Pipeline DSL Expressions (`bv.col`)
Status: Authoritative for v0. Documents the post-13.5 target Python expression DSL. The current
python/beava/_col.pyalready implements every surface in this doc — Phase 13.5 polishes naming + cross-language parity. Last reviewed: 2026-05-03 (Phase 13.0).
Overview
bv.col(name) constructs a column-reference expression — a leaf in an
operator-overloaded AST. Composing it with arithmetic, comparison, boolean,
and method calls yields more nodes; calling .to_expr_string() (the SDK
does this implicitly at register time) emits a canonical parenthesised
string the server's expression evaluator parses back into a predicate.
The grammar is locked — the server-side parser depends on the canonical shape; SDK ports MUST produce the same string for the same Python source.
Grammar (canonical)
expr := field | literal | bin_op | unary_op | call
field := identifier | identifier "." identifier # e.g. x, Stream.x
literal := number | "'" string "'" | "true" | "false" | "null"
bin_op := "(" expr <space> op <space> expr ")" # EVERY binary op is parenthesized
op := "+" | "-" | "*" | "/" | ">" | ">=" | "<" | "<=" | "==" | "!=" | "and" | "or"
unary_op := "(" "not" <space> expr ")"
call := ident "(" expr ("," <space> expr)* ")"
String literal escaping: \\ becomes \\\\; ' becomes \\'. This is the
single mitigation point for predicate-string injection from user-supplied
strings (T-03-02-01).
bv.col(name) — column reference
import beava as bv
amount = bv.col("amount") # Field('amount')
amount.to_expr_string() # "amount"
# Qualified field reference (used when ops cross multiple upstream sources):
foreign = bv.col("Txn.amount")
foreign.to_expr_string() # "Txn.amount"
Args:
name— non-empty string.TypeErrorif absent / empty.

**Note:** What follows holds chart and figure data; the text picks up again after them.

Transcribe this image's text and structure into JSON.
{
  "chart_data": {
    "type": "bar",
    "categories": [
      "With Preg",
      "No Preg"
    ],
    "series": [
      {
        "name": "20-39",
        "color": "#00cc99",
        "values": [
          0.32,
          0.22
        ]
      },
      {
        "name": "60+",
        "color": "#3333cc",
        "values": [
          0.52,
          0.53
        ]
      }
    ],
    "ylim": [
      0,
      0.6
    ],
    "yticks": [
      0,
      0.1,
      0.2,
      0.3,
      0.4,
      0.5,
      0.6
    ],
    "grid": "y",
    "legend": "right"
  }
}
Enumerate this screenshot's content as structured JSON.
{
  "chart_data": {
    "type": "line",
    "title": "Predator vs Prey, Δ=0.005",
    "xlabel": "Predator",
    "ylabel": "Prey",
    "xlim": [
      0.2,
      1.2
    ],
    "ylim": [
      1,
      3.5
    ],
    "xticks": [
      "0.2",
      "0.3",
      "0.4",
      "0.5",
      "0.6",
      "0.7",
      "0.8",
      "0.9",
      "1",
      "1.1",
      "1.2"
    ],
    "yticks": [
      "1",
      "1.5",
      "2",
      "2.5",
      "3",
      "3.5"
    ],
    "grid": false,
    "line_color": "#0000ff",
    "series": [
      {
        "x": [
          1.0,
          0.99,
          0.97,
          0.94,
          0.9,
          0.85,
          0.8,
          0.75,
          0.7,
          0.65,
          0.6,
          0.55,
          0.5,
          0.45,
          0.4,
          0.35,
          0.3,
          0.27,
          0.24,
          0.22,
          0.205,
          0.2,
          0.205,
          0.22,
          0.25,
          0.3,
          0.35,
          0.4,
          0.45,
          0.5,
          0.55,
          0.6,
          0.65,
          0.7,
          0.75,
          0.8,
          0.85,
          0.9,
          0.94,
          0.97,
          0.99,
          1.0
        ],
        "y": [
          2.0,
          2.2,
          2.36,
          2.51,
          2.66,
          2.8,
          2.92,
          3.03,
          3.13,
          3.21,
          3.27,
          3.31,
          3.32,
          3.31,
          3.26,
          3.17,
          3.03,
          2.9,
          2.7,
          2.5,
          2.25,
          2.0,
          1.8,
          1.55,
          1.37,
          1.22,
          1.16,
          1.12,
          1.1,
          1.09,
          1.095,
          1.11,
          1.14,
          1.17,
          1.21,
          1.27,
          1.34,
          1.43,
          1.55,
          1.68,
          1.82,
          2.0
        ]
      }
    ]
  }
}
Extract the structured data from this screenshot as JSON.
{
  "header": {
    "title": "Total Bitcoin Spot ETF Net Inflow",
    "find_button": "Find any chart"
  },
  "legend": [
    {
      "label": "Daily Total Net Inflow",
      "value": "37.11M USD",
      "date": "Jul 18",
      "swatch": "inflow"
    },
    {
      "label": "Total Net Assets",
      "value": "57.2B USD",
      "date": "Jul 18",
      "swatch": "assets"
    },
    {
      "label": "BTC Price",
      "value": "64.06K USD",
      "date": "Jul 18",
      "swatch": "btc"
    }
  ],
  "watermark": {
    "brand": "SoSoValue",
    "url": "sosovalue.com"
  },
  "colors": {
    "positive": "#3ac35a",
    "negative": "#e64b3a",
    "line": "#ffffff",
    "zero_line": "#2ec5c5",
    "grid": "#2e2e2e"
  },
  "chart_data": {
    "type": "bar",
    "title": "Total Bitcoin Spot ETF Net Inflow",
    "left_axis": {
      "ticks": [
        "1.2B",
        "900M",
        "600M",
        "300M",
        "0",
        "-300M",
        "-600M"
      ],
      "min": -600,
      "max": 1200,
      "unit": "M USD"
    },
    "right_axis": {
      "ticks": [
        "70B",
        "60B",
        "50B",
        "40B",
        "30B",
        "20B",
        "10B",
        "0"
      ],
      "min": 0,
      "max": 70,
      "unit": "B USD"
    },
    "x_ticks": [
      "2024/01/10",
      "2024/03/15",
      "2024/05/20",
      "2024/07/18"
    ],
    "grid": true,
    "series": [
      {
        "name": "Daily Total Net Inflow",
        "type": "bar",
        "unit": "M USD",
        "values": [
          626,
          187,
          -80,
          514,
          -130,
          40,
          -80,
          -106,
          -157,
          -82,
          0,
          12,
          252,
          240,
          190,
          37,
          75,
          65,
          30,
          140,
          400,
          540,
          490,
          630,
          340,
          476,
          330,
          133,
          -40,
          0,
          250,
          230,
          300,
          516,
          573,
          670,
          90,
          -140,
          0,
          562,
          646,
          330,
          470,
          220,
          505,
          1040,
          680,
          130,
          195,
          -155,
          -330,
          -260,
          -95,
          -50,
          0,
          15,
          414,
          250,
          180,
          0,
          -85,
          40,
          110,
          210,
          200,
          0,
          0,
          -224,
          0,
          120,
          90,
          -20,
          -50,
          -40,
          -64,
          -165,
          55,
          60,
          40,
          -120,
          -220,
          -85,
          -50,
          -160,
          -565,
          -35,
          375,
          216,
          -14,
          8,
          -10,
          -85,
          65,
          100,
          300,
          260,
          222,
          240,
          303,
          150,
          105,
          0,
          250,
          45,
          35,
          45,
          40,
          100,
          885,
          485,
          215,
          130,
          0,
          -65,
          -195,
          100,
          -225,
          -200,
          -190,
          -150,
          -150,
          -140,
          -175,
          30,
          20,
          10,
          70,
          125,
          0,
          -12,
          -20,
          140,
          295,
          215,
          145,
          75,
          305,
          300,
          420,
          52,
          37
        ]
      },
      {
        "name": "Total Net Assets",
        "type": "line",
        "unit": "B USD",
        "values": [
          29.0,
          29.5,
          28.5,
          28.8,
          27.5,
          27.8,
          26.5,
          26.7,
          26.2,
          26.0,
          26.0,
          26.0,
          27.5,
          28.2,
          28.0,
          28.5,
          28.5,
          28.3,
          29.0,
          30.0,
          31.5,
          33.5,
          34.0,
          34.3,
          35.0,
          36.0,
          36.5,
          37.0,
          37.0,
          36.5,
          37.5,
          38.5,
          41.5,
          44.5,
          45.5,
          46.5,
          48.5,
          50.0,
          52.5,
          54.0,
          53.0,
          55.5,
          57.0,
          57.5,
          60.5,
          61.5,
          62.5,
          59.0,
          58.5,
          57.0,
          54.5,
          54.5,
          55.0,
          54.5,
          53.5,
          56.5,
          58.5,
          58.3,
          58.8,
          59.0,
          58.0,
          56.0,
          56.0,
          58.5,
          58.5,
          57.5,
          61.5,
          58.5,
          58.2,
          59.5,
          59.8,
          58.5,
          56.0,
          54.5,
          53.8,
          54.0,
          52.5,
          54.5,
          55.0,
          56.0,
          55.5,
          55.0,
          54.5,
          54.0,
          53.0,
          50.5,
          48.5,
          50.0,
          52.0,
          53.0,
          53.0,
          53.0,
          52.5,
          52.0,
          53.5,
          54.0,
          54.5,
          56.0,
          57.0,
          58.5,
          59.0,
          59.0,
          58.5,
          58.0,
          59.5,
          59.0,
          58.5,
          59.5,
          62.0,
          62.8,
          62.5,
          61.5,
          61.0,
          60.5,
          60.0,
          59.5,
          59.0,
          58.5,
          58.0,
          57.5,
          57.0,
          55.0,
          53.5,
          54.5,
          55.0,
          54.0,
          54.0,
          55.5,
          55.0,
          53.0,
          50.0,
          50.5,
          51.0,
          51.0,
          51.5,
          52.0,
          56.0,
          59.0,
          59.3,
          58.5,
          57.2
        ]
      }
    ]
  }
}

Returns: an _ExprAST leaf node, ready to compose with operators.
Arithmetic: + - * /
The four binary arithmetic operators are overloaded on _ExprAST and accept
either another expression or a Python scalar (auto-wrapped via bv.lit(...)):
(bv.col("a") + bv.col("b")).to_expr_string() # "(a + b)"
(bv.col("amount") * 2).to_expr_string() # "(amount * 2)"
(bv.col("amount") / 100).to_expr_string() # "(amount / 100)"
(5 - bv.col("balance")).to_expr_string() # "(5 - balance)"
Both forms (left-operand or right-operand scalar) compile correctly because
_ExprAST implements both __add__ and __radd__ (and the same for -,
*, /).
Type rules (server-side, applied at register time during schema propagation):
- Both operands must be numeric (
i64orf64);boolis NOT numeric in arithmetic context. Cast first via.cast("int"). - Division (
/) always widens tof64to avoid integer-truncation surprises. - Otherwise,
f64 + i64 → f64;i64 + i64 → i64.
Comparison: > >= < <= == !=
(bv.col("amount") > 100).to_expr_string() # "(amount > 100)"
(bv.col("amount") >= 100).to_expr_string() # "(amount >= 100)"
(bv.col("status") == "ok").to_expr_string() # "(status == 'ok')"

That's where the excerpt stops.